Writing in the latest edition of the esteemed Journal of Applied Psychology, the scholars who penned the claims about the prevalence of workplace cheating also state there are “damaging consequences for individuals and their social relationships”. But not in the way you might think.
In the case of my manager, the damaging consequence was the immediate loss of his job when his boss became aware of his actions, though that’s not the kind of outcome we’re talking about. We’re talking about the outcome that emerges when the cheater remains employed and imposes their own accidental punishment in what’s inadvertently a form of self-castigation.
The researchers reached that conclusion after analysing the findings of six studies. Before explaining how those studies make sense of why employees transition from an act of cheating to an act of penance, it’s worth pointing out that cheating doesn’t have to be as extreme as what I witnessed. It more frequently includes intentionally arriving late, falsifying overtime, doctoring financial reports and embellishing performance levels – anything that gives the individual an unfair advantage.
The research, which comprised nearly 1700 people at varying periods of time, reveals how quickly that unfair advantage falls apart when the cheater is overcome by feelings of shame.
Here’s how it plays out. Fairness is the glue that often keeps team members working harmoniously. When a member of the team engages in cheating and is then almost always ashamed, they view themselves as “less worthy of respect” and they begin to “question whether their standing in the group is warranted”. This leads them to devalue fairness since they’re no longer deserving of it, thereby making the glue that keeps the team cohesive to become unstuck.
The negative emotion of shame arises because any violation of moral standards at work is likewise a violation of our personal identity, hence why we don’t boast about cheating but rather try to conceal it. Deep down we also care what others think of us which means any immoral behaviour, were it to be discovered, threatens the relationships with colleagues we spend a long time cultivating.
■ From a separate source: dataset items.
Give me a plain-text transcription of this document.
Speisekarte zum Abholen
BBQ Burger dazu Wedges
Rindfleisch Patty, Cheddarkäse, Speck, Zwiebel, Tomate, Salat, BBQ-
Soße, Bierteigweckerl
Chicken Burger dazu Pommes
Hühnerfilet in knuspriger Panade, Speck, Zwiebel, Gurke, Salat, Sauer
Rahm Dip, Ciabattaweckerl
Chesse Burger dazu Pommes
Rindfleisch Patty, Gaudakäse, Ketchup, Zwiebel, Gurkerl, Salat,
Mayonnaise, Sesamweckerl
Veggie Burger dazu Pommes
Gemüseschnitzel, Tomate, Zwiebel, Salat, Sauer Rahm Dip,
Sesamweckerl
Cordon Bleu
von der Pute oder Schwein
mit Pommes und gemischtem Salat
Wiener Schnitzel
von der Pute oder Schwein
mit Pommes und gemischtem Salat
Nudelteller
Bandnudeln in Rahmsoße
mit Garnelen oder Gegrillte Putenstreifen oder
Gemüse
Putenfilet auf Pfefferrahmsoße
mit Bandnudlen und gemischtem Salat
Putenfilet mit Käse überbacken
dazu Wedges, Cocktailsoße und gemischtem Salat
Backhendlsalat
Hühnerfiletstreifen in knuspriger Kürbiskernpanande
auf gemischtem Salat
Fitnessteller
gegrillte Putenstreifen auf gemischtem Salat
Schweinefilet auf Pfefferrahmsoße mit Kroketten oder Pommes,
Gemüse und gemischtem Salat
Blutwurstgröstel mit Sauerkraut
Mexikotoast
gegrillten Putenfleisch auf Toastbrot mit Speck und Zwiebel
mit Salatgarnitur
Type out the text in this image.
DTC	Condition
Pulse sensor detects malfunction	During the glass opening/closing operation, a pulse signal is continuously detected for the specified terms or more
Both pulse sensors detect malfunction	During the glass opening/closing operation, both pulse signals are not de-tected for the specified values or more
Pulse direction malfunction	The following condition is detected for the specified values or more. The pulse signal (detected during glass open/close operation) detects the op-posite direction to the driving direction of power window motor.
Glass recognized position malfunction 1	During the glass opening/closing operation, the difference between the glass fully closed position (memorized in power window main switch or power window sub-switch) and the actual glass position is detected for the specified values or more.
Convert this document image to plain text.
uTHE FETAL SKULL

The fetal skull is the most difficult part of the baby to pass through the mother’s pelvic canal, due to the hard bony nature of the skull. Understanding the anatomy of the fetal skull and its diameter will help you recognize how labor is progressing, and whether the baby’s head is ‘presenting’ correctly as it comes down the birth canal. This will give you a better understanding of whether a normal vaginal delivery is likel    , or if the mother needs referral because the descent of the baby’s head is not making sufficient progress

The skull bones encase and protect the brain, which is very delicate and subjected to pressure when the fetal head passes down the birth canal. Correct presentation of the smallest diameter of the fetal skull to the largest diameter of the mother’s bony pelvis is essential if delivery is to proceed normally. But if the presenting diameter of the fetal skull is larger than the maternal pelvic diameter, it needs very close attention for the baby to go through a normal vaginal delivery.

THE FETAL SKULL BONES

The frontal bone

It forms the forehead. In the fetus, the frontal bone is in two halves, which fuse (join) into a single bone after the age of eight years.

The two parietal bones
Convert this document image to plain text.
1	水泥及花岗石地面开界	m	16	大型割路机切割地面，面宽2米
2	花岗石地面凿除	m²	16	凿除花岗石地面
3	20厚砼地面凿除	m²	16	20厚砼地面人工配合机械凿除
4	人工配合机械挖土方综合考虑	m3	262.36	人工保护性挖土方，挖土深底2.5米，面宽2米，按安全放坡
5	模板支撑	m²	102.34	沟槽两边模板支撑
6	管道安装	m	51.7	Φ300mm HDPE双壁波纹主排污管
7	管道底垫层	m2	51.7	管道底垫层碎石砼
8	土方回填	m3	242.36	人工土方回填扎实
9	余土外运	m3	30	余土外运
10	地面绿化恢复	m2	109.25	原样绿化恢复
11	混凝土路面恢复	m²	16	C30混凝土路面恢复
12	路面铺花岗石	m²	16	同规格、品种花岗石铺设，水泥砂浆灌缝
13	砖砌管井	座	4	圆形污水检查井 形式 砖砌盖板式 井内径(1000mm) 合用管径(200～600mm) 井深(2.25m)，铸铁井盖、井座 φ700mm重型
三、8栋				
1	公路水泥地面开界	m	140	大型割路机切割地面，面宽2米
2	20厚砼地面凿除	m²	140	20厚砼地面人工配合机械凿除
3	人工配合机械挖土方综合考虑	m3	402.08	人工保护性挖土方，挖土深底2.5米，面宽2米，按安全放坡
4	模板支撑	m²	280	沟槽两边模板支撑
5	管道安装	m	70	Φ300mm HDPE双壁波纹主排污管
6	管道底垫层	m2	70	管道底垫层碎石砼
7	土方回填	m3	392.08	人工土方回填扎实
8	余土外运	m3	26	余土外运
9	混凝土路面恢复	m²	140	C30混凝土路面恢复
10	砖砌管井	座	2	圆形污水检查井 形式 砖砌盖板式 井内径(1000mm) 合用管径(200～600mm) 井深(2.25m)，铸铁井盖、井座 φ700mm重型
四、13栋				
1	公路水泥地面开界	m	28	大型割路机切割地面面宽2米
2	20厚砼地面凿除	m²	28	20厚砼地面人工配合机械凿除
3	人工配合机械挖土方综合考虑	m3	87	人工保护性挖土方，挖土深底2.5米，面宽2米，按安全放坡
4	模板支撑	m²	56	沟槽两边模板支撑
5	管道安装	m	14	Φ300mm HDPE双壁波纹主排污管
As a result, those who cheat find themselves “feeling diminished and inferior”, preferring instead to “hide and withdraw from others” because they “fear being rejected by or expulsed from the group”. This forms the foundation for “long-term detrimental outcomes … for the individual”.
They’re detrimental outcomes which are exacerbated the more that individual associates their personal identity with the organisation. If, for example, they feel a strong connection with their employer – as though they truly belong – the intensity of shame they feel after they cheat can cause irreparable social damage that outweighs the short-term benefit they’ve gained.
In the end, they realise they haven’t actually gained a thing.